- Release poster
- Directed by: Shijinlal SS
- Written by: Shibi N
- Produced by: Jayaraj R Vinayaka Sunil Kumar
- Starring: Sonia Agarwal Vimala Raman Pournami Raj
- Cinematography: Yeshwanth Balaji K
- Edited by: Aswanth Raveendran
- Music by: Jecin George
- Production company: GMA Films
- Distributed by: Action reactions films
- Release date: 8 July 2022;
- Country: India
- Language: Tamil

= Grandma (2022 film) =

2022 Tamil language thriller film

Grandma is a 2022 Indian Tamil-language thriller film directed by Shijinlal and starring Sonia Agarwal, Vimala Raman and Pournami Raj. It was released on 8 July 2022.

==Cast==
- Sonia Agarwal as Trisha
- Vimala Raman as Priyanka
  - Avanthika as young Priyanka
- Pournami Raj as Nikki
- Charmila as Grandma
- Hemanth Menon as John
- Sreejith Mohan as Martin
- Saandiya Ann Nair as Shwetha
- Kalyani as Maya

==Production==
Sonia Agarwal agreed terms to work on the film during late 2021. Shijinlal had initially approached Vimala Raman to work with him on a different project, before asking her to join the shoot of Grandma.
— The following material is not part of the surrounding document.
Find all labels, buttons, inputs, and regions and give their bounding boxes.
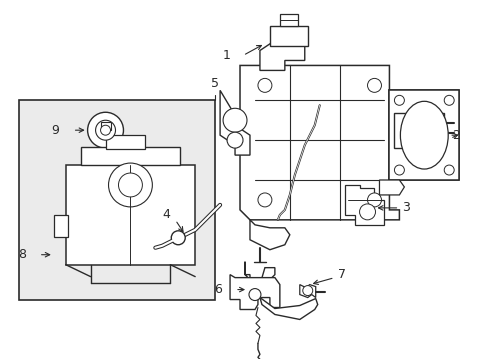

The film was shot during a 30-day schedule in Kerala.

==Reception==
The film was released on 27 May 2022 to limited cinema halls across Tamil Nadu, and then re-released on 8 July 2022 to a wider audience. A critic from Maalai Malar gave the film a positive review, revealing that the screenplay was "racy". Logesh Balachandran of The Times of India noted that Grandma was "a decent watch", adding that "the good thing about director Shijinlal's Grandma is that there is neither a flashback for the supernatural element nor a revenge tale". A critic from Aanthai Reporter also praised the film. G.Gowtham Critic from India Herald "Although it is apparent that the director wanted to convey his ideology—that the spirit world is far better than the real one—the plot falls flat in the second half and leaves us wanting more."